O texto tem um caso concreto como emblema: O Mensalão. Mas, é
apenas um pretexto jurídico para analisar um descalabro político e cultural.
O trabalho trata da reflexão sobre a República Federativa do
Brasil, essa aliança entre as unidades federadas para a formação de um Estado
único. Nosso modelo de Estado preservou a autonomia política, mas acabou por
transferir a soberania ao Estado Federal de forma a possibilitar a coexistência
de distintas coletividades políticas. O pano de fundo, pois, é a República
Federativa do Brasil – a que temos e a que queremos.

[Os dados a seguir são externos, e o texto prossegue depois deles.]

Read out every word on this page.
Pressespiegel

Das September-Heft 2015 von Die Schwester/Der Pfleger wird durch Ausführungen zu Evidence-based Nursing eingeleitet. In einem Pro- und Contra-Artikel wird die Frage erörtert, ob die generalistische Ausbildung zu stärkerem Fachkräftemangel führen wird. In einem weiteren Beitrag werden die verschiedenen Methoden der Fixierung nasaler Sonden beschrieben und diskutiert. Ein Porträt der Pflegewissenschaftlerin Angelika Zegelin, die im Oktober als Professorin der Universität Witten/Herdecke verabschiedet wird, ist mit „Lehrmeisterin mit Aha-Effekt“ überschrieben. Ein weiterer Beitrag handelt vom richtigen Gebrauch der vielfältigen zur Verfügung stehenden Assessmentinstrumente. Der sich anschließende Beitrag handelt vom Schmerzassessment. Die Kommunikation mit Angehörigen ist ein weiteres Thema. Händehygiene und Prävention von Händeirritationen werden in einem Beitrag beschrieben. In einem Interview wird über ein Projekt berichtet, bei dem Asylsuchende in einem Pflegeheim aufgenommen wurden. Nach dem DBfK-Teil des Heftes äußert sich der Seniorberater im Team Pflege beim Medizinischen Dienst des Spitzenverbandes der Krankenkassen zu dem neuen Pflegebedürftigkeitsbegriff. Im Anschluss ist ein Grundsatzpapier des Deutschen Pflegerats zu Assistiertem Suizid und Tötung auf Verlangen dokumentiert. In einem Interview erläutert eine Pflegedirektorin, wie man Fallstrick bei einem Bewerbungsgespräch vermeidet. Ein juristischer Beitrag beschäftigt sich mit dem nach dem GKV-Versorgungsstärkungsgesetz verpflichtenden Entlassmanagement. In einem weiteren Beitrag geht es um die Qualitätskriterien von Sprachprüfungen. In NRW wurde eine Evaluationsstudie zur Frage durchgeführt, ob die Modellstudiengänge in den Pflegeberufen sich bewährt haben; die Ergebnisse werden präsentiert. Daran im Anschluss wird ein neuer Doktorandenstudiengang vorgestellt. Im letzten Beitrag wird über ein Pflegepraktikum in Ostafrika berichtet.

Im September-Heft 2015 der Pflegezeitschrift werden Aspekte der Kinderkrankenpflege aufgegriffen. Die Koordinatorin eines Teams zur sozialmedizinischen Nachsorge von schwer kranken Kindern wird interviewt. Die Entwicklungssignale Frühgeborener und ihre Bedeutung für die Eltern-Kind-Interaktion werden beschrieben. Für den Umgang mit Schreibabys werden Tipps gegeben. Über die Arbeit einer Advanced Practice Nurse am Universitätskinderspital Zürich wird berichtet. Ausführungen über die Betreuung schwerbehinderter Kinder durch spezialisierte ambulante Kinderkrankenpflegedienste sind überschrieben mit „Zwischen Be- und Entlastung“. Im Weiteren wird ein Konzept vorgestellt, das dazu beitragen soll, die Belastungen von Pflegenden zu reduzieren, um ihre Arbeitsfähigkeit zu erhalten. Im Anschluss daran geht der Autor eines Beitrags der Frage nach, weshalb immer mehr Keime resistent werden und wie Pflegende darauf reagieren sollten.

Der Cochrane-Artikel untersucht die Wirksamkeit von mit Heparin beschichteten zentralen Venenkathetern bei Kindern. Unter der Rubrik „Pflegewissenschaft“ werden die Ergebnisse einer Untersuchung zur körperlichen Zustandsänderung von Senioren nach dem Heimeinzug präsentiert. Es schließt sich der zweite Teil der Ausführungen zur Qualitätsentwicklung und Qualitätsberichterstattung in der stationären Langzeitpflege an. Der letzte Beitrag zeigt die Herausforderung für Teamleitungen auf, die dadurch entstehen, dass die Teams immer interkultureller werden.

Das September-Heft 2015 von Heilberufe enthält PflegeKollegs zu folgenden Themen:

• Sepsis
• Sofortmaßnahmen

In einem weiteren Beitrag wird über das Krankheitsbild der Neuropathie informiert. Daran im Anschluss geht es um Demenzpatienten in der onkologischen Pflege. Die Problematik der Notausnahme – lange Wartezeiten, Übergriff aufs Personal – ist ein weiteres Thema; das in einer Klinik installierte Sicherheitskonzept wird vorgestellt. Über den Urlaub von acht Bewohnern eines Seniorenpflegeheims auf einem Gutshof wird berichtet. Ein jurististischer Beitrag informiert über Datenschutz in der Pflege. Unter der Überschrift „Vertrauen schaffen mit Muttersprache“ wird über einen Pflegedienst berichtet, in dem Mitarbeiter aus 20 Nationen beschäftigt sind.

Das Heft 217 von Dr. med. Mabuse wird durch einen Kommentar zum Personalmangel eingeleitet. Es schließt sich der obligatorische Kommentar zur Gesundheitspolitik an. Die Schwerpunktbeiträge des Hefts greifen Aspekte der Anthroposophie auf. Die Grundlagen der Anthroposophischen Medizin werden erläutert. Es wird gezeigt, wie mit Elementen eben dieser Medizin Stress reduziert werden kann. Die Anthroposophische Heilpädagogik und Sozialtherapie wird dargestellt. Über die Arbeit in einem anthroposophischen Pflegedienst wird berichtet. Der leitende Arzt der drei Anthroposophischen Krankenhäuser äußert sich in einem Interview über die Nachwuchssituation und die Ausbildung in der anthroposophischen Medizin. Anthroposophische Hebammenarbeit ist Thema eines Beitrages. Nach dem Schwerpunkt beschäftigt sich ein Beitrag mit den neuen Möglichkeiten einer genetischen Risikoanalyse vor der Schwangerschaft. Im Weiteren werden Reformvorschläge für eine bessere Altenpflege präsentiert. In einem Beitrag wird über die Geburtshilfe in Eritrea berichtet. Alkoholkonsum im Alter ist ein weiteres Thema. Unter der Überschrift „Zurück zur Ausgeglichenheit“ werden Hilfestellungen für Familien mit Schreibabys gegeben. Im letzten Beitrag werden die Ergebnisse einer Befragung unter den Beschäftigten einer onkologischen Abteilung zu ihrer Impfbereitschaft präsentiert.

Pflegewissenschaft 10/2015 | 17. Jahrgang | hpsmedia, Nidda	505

Assim, para tratar do contexto político hodierno, é preciso
investigar como a corrupção desgasta os pilares da democracia e mascara os
problemas morais e culturais. O que, em última análise, traduz-se num regime
não democrático, uma vez que as decisões tomadas nos mais altos escalões do
poder visam atingir interesses “deveras” particulares.
Além da questão mais óbvia do Mensalão (Ação Penal 470), que
é a prisão de “poderosos”, precisamos lembrar que há uma corrupção diária,
pequena, mesquinha, subterrânea e que solapa todas as instituições, da família
ao Estado.
Trata-se da corrupção ocorrida na vida comum do homem médio.
Ao contrário do que queria o poeta do romantismo: “Só há pecado debaixo do
Equador”.
Um exemplo claro de como a ética pode ser vivenciada, desde a
tenra idade, é a do pai que dialoga com o cobrador do ônibus e lhe diz que o
filho pequeno pode passar sem pagar - porque ninguém sabe que ele já completou
a idade para pagamento do bilhete de passagem -, explica que ninguém sabe, mas
esconde que seu filho SABE. Qual é a noção de retidão que o pai passou ao
filho? O exemplo versa sobre os pequenos atos que podem ser transformados em
grandes lições.
As falhas de “menor” importância cometidas por crianças,
adolescentes e mesmo adultos-jovens, podem e devem ser corrigidas com as
ponderações de cada caso, no âmbito familiar, e com isso, verificaremos o
necessário caráter pedagógico para evitar a formação de uma personalidade
desvinculada de referencial ético. Assim como as pequenas mentiras, as pequenas
infrações, todos os erros podem ser tomados como uma oportunidade de revisão
das práticas educacionais e de socialização do indivíduo.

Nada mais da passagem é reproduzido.